Soon they reached a clearing, charred and burned. The Elder drew to a halt. “Ingenue!” they cried.

“Leave,” came a bellowed reply, as Ingenue came crashing through the forest.

“It’s too late for you,” said another voice, as the Gardener emerged from across them. “They will know. They will all know.”

Cheerilee watched as the Elder slowly removed their hood, staring at the Gardener. “Malum, Malum, Malum,” they whispered, as their body began to glow.

Shielding her eyes with the back of her foreleg, Cheerilee slowly began to back away. There was a massive burst of light, throwing her to the ground. Scrambling to her hooves she darted away, a pained scream echoing from behind her.

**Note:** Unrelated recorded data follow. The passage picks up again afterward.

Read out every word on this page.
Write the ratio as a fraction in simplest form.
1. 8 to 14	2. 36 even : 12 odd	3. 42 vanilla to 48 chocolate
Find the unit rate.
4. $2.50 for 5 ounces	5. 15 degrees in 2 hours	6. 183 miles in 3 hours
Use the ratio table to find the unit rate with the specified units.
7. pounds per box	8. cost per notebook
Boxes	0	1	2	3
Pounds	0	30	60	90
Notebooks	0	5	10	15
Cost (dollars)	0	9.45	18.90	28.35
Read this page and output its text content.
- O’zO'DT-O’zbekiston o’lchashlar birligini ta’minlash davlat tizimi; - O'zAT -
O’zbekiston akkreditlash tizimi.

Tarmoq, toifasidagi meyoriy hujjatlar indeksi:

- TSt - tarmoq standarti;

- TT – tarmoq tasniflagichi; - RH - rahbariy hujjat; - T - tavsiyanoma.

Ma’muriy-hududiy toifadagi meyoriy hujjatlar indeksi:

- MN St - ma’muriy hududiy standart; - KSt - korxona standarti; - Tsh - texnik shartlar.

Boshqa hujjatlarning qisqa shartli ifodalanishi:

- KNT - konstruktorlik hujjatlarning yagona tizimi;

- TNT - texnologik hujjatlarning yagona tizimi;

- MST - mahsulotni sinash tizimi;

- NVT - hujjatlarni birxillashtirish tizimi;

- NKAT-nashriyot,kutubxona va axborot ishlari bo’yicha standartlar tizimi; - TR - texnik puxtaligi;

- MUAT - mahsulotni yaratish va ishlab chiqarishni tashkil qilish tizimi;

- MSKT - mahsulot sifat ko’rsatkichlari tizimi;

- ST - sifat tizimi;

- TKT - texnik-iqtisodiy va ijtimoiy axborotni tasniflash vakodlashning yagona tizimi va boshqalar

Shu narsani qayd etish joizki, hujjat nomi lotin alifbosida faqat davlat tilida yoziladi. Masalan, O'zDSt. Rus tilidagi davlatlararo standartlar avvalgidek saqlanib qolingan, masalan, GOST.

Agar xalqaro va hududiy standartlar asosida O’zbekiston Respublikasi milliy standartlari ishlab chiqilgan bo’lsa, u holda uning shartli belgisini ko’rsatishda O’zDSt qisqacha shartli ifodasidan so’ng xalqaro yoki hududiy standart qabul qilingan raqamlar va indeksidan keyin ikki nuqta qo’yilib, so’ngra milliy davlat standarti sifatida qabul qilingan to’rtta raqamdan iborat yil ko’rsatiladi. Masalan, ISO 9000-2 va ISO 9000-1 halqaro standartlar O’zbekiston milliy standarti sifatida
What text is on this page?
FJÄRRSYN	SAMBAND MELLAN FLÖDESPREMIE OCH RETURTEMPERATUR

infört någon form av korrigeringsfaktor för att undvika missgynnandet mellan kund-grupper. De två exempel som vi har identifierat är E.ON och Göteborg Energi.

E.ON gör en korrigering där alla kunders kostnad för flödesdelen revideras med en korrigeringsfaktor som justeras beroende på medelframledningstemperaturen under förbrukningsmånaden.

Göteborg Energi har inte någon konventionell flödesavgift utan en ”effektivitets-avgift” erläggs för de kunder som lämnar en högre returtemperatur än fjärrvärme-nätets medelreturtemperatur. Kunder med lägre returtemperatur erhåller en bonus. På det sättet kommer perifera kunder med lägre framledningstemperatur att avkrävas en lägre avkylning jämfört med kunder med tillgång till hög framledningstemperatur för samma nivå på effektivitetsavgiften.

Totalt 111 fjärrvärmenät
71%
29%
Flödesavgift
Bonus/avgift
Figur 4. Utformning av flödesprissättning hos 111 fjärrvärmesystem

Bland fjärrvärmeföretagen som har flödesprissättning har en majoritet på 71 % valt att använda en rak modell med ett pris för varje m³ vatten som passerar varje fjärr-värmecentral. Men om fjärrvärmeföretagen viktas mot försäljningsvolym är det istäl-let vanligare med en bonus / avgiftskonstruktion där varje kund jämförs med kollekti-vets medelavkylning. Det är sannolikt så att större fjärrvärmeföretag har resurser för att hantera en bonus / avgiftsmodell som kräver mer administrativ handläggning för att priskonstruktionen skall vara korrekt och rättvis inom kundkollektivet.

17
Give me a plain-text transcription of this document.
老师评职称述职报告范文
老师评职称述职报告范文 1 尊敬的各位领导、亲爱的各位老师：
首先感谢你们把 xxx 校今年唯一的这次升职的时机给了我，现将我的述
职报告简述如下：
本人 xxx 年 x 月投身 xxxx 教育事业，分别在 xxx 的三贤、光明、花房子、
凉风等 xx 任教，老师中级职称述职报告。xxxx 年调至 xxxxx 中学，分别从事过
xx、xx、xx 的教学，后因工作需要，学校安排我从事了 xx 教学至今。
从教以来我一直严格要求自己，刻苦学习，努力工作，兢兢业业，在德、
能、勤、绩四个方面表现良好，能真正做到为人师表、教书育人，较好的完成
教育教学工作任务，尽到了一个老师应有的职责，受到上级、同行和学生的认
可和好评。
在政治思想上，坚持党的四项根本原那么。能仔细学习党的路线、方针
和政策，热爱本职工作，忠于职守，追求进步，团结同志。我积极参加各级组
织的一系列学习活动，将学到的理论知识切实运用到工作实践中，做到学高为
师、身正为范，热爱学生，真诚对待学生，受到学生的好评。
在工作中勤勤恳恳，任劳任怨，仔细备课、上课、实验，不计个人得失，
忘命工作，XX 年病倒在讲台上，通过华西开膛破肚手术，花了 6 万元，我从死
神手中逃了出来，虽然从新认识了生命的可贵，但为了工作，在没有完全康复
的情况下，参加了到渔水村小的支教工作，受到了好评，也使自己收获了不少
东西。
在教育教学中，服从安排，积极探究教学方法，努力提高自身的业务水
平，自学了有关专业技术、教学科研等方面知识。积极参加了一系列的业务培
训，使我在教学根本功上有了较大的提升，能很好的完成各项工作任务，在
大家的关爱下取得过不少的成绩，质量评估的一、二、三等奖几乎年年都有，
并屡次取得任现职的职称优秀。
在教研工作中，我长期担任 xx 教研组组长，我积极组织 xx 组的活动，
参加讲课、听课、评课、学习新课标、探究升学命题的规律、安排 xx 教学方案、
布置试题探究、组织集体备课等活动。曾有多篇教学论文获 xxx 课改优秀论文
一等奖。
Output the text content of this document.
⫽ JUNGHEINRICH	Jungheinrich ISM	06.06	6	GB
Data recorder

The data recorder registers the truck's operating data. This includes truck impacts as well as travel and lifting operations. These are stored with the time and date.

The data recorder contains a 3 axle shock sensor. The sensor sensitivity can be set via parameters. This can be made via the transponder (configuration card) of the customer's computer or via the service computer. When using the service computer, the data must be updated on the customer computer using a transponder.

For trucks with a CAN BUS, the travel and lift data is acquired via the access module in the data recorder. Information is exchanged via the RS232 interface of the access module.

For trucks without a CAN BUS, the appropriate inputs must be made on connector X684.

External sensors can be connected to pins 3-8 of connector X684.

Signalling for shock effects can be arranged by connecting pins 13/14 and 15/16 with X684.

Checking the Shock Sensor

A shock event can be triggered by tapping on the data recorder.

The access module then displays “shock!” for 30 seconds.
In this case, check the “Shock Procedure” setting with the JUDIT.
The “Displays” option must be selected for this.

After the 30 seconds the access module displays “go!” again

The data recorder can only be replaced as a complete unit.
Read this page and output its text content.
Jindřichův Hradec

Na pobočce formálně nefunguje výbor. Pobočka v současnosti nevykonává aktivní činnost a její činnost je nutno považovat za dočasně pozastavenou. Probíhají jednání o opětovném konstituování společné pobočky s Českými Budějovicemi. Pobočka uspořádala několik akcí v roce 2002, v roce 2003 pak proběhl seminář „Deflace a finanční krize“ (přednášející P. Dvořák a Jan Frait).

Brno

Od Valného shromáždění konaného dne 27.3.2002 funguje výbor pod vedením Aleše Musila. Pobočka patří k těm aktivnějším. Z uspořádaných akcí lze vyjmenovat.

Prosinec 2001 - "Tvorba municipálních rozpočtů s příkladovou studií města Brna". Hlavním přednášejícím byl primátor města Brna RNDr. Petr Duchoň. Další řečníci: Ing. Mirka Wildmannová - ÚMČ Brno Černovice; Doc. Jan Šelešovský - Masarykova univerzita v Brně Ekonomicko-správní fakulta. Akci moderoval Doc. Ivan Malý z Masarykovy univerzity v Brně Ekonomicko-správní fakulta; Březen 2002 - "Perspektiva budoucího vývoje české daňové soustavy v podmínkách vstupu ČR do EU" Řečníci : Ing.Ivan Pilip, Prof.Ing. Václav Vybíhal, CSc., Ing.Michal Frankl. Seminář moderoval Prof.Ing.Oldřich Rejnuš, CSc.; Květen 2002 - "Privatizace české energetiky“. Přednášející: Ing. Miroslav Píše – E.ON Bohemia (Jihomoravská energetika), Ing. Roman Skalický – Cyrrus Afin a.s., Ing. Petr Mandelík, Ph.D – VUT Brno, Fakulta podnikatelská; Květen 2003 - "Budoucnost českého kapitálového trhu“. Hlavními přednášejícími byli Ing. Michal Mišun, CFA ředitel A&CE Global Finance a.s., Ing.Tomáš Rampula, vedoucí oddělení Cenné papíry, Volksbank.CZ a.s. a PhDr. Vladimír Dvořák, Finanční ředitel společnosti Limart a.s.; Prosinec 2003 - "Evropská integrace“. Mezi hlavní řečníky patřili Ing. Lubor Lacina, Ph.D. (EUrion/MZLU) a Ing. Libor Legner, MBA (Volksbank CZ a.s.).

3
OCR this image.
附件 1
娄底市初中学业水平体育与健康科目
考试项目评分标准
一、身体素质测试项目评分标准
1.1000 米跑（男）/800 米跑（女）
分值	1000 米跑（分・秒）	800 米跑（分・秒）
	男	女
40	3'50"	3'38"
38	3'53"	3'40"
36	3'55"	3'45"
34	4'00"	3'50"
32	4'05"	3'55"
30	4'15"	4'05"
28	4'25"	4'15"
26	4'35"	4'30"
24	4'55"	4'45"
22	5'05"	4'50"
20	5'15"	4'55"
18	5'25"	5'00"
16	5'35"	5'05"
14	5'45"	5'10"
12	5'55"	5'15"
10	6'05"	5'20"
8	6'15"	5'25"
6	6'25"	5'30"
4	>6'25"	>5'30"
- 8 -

When she reached the lake, Night Glider was waiting for her. “We need to seal this off, now,” she instructed. “Nothing from here can cross over to Equestria.”

“Yes, I know…” she trailed off, thinking on what the Elder had said. “Oh… Oh no.”

“What?”

Cheerilee shoved past her and charged into the water, quickly submerging herself.

She tore through the cave and out of the Everfree, charging through the streets and past the schoolhouse. She began to hear it as she drew closer to her house: a dull, echoing scream that was drawing a crowd.

Cheerilee ran through her house and into the backyard, feeling her heart drop.

The sapling she was growing was gone now: in its place was a shivering, pony-like mass made of wood and flower. Something that looked almost like Applejack.

It looked up with hollow yellow eyes and locked its gaze onto her.

Slowly, it opened its mouth. And once more, it screamed.